The virus's capacity to spread via non-symptomatic people makes it extremely difficult to assign 'cause' to one specific entity or location. This challenge to proving 'cause' poses new questions to all parties to a WC case:
As if the legal challenges aren't tricky enough, WC cases will also face challenges posed by the increased flood of local, regional, and national legislative efforts to stem the spread and contain the damages caused by the virus. Every state has been scrambling to manage their specific COVID crisis, with many passing laws and emergency regulations on a weekly (or sometimes daily) basis.
However, these short-term legislative fixes address only the crisis of the day. In many (if not most) cases, their potential long-term impacts have not been fully vetted, and those who act in accordance with the new rule may create additional challenges and liabilities in the future.

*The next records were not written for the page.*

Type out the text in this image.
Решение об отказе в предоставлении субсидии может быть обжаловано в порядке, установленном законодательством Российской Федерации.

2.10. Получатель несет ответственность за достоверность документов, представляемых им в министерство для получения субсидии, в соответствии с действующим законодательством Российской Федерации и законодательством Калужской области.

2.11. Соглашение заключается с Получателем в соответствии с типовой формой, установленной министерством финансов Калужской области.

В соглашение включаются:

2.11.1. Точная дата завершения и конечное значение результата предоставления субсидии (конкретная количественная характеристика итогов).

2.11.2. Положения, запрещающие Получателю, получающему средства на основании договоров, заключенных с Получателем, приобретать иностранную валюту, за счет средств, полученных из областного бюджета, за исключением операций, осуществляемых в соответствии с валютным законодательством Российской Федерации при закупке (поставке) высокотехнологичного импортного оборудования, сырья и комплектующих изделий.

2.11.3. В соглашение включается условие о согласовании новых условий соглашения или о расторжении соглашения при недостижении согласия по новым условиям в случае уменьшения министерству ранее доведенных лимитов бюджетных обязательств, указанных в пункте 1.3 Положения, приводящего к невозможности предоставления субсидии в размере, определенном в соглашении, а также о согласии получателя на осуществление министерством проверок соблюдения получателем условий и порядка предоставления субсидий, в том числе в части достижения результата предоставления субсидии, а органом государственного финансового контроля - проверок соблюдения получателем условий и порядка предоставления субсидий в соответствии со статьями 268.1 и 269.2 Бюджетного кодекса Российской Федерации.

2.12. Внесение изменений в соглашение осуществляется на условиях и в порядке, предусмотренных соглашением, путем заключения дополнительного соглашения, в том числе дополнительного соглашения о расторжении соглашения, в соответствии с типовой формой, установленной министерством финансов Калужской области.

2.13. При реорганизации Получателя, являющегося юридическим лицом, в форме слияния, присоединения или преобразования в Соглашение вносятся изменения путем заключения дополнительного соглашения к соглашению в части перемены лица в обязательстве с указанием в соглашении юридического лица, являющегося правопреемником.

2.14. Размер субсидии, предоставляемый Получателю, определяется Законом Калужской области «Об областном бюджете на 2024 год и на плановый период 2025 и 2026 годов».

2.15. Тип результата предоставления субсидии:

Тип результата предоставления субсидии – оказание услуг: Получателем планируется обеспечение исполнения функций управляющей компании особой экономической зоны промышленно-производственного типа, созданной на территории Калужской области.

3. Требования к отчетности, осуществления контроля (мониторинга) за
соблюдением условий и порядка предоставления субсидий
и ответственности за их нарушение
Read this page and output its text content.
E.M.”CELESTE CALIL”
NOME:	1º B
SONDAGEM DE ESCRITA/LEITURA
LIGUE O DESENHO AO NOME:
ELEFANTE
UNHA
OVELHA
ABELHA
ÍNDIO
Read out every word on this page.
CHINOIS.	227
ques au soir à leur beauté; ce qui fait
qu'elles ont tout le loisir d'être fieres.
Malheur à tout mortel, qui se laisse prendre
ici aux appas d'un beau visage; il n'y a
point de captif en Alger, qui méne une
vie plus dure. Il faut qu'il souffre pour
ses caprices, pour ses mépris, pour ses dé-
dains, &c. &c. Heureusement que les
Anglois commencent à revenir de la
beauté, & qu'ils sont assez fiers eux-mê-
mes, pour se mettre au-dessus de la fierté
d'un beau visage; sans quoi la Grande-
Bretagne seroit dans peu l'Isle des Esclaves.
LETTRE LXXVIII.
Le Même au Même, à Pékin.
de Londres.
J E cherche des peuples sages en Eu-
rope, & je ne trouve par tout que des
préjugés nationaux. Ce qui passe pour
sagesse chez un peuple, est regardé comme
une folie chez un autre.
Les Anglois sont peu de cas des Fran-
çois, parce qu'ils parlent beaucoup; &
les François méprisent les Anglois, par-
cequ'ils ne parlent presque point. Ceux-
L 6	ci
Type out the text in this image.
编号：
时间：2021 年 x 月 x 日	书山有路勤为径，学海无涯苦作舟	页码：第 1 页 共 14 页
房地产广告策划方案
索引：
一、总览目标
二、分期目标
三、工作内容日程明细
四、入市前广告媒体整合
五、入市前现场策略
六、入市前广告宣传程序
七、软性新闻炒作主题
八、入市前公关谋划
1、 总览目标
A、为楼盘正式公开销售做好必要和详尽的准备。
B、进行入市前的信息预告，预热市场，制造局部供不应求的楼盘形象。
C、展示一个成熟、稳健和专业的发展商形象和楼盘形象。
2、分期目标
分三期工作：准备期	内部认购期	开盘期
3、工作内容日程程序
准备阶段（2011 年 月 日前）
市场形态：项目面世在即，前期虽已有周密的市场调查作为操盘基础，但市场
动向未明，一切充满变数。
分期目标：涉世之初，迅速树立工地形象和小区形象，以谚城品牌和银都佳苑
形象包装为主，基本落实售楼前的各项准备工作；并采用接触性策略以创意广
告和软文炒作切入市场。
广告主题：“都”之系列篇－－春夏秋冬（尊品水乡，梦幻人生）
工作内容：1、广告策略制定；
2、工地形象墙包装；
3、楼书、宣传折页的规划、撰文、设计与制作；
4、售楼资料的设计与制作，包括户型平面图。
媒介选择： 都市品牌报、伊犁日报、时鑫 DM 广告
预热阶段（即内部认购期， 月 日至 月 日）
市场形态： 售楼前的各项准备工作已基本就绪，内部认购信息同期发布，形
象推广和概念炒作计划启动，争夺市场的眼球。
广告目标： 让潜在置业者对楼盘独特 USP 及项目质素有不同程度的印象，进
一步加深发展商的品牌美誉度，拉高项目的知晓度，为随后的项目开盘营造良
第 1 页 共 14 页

These issues and more will be the subjects of an increasing number of litigations as future lawsuits and WC claims are processed in the coming months and years.
Increasing numbers of COVID-related WC claims will almost certainly prompt a rise in MSA applications, as claimants seek as much coverage as possible for future services related to their COVID injuries. In these cases, it will be even more important to consider the interests of the Centers for Medicare and Medicaid Services (CMS) when crafting those MSA documents. As the Mandatory Secondary Payor, CMS is not authorized to spend Medicare resources on health conditions caused by or the responsibility of a third party. The 'COVID cause' concern will pose challenges in these cases, too, if there is an insufficient declaration of cause in the MSA application.
(On a side note, the COVID crisis may also trigger a rise in Social Security Disability Insurance (SSDI) claims, too. The number of those cases also rises in the aftermath of a societal crisis. These SSDI claims will also be plagued by the 'COVID cause' challenge insofar as science has yet to determine if the virus can cause permanent disabilities as well as as-yet-undiscovered injuries and illnesses.)
The COVID-19 virus has already caused countless job-related injuries and illnesses in businesses and industries across the country. It is on track to generate thousands more before healthcare and scientific resources can fully contain it. Even without the myriad of legal challenges it is engendering, the related WC claims it will generate will also trigger the demand by both injured parties and the CMS to develop comprehensive MSA applications to manage the costs of covering those injuries. As the country works through both the pandemic and its ensuing recession, the coronavirus of 2019-2020 will almost certainly restructure how America's workers' compensation and Medicare Set Aside sectors operate in the future.